BY ANGELA MATUA
After experiencing financial struggles amid an economic downturn, the Jamaica Center for Arts & Learning (JCAL) is restructuring to sustain its programming.
JCAL, created in 1972 to revitalize a section of New York City that was lacking cultural opportunities, has opened its doors to the community to inspire children to take an interest in the arts and to artists as a place to cultivate their work.
Tonya Cantlo-Cockfield, president of JCAL, said the restructuring was necessary to preserve the quality of the center’s programs and events.
“We’ve tried to sustain the programming at JCAL but we couldn’t continue in the manner that we were for the organization,” Cantlo-Cockfield said. “So we decided to restructure, which unfortunately resulted in layoffs from staff.”
Staff members received a “generous severance package for their service to the organization for many years and to the community,” according to Cantlo-Cockfield.
Executive Director Cathy Hung, who joined JCAL last year after working at the New York Chinese Cultural Center as executive director for almost five years, said this change would not affect the big plans they have envisioned for the center.
“Nothing has changed in result of the structuring,” Hung said. “In the process of setting up all the programs for next year, we are really, truly excited about the new upcoming season and we will share with the public shortly when this information is finished.”
JCAL’s headquarters recently underwent a $10 million renovation, which includes an array of art galleries, dance spaces, music studios, visual arts classrooms and a visitor’s center. The renovation was subsidized by the city along with the conversion of the Jamaica Performing Arts Center located three blocks away, which used to be a Dutch reformed church.
JCAL staff members work closely with schools in the area, specifically with principals, teachers and parent teacher association coordinators to curate in-school, after-school and summer arts programs.
The Art Center Workshops offer a variety of classes in dance, movement arts, drama, visual arts and music. At the end of each session, children present what they have learned at an annual student recital, which will take place this year on Friday, June 13.
JCAL also fosters local artists and allows them to use the center’s space for free, Hung said.
Artists Co-Op is a program designed specifically to give Queens-based artists a chance to produce and present their work at a respected gallery for free.
Artist residencies, which last from three months to a year, allow artists to work on their art in designated studios and showcase their work at any point of production. Once the artist is ready to show his or her work, JCAL is in charge of all the press and promotion.

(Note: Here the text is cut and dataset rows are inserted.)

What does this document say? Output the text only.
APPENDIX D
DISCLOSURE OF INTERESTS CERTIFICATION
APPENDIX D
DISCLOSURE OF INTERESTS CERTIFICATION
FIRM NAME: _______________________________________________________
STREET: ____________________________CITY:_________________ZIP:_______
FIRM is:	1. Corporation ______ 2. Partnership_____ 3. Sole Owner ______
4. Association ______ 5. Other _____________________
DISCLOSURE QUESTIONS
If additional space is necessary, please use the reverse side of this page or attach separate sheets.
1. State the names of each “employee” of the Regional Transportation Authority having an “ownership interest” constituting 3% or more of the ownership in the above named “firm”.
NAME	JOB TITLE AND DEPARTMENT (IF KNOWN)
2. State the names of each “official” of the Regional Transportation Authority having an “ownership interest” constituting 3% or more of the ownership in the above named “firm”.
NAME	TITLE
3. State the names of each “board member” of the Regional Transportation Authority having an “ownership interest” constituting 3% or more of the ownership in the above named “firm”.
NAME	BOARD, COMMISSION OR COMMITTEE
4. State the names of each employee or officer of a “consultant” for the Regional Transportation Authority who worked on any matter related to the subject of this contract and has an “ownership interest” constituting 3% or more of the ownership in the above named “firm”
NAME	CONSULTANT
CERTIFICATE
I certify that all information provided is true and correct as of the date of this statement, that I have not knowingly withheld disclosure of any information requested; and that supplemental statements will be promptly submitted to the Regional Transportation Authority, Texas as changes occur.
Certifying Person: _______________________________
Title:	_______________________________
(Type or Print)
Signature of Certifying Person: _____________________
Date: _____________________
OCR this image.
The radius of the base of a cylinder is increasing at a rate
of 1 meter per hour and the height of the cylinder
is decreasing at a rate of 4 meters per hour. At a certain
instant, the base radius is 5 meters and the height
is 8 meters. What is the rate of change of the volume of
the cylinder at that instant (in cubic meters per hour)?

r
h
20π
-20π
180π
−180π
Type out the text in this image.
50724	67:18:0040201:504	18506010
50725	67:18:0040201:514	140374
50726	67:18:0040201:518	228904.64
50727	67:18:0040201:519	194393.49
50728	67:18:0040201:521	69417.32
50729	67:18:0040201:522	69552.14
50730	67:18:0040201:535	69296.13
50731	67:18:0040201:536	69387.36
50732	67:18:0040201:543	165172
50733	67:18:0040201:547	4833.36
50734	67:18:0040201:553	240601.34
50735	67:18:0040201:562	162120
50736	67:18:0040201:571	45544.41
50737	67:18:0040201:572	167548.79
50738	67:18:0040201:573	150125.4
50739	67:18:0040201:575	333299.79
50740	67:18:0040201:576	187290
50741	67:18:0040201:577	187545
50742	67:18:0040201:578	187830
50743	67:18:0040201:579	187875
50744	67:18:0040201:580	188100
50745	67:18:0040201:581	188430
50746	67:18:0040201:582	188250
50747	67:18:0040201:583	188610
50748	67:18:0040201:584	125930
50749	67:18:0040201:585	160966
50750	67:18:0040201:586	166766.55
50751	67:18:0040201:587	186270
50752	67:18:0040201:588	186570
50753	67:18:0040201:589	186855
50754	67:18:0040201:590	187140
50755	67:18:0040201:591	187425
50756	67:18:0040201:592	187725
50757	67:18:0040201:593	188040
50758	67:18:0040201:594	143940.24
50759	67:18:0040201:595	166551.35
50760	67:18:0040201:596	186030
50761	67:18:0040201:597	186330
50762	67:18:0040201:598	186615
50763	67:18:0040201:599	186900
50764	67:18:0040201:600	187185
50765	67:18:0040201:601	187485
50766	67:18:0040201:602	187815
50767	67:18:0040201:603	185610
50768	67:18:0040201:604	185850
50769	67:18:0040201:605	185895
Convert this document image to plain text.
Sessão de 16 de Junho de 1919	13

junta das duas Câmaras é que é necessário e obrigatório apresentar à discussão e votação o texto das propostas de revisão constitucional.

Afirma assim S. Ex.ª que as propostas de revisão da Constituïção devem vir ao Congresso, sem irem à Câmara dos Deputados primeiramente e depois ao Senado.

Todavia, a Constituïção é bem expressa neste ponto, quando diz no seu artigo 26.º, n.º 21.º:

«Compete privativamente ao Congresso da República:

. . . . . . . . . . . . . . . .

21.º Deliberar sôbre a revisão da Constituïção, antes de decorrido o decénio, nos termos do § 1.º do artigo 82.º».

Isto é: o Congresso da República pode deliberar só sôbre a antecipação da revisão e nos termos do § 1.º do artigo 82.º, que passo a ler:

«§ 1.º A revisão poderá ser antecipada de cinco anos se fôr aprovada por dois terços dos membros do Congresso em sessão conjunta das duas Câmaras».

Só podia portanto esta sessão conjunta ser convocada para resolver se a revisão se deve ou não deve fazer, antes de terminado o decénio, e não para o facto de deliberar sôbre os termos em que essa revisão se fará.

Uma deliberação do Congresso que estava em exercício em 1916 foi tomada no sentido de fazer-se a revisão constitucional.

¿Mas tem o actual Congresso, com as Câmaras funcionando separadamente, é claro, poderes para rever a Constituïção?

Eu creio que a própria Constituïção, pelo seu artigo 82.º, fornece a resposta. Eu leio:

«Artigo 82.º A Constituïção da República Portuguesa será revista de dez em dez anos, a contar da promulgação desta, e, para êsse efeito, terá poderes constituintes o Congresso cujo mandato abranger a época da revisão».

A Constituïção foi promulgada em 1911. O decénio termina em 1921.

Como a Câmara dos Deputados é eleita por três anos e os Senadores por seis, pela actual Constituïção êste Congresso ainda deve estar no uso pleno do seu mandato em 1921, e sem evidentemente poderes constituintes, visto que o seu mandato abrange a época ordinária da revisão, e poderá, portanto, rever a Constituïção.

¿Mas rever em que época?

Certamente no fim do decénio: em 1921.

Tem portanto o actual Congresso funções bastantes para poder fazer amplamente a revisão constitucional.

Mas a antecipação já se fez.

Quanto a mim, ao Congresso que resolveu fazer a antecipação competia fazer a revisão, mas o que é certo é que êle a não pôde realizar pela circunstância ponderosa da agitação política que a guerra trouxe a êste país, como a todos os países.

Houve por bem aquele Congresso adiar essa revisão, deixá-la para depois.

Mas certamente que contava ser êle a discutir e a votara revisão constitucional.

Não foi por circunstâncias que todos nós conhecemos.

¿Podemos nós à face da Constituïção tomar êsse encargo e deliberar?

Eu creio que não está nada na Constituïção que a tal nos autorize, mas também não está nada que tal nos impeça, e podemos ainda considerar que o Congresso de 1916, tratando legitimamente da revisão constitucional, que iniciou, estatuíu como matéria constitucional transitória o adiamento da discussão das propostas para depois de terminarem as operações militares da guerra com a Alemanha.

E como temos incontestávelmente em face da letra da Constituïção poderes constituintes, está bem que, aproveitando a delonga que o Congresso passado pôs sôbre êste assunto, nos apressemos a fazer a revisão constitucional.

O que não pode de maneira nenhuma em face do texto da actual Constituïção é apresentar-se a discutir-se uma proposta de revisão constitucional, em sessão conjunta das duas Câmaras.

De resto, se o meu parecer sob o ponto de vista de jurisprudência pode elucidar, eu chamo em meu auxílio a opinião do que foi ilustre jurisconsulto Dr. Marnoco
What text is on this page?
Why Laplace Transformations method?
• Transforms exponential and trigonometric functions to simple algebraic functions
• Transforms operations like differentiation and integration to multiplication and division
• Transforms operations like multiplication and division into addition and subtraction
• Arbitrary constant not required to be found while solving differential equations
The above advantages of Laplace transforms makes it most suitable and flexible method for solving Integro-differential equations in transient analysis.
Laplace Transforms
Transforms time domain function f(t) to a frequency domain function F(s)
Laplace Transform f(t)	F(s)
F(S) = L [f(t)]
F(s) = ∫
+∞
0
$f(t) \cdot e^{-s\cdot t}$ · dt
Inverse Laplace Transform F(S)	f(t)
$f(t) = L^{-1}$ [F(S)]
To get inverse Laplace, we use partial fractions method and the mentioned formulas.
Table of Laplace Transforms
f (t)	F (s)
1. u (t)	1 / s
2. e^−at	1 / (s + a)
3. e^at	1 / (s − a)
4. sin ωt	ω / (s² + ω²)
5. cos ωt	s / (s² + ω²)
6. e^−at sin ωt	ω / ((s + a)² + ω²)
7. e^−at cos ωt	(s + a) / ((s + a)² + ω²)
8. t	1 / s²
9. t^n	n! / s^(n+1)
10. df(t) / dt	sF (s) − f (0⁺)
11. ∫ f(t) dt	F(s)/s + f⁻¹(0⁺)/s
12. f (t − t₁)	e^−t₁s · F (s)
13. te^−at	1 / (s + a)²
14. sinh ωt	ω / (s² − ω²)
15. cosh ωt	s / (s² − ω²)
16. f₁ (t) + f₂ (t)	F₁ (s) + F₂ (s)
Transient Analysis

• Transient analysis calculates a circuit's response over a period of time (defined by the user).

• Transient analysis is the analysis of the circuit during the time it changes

The addition of the Jamaica Performing Arts Center allows for JCAL to exhibit “high-quality” performances for the community, Hung said.
The 400-seat auditorium hosts a variety of performances including opera performances, Shakespeare productions, dance productions and more. The dance residency was recently added to provide individual dancers, companies and choreographers a space to rehearse and present their work.
The annual Making Moves Dance Festival, which takes place this year on September 27, stemmed from an effort to make the space available to dancers, according to Hung. JCAL also commissions new work so that dancers can use the space to create a performance and receive compensation.
Hung said the center strives to become a place where the community can access affordable programs, educators and students can receive quality workshops and classes, and artists can utilize the space for all of their activities.
“Basically, we are the one-stop shop,” Hung said. “We really, truly have the capacity to realize that and to make it happen and we are slowly going to that direction.”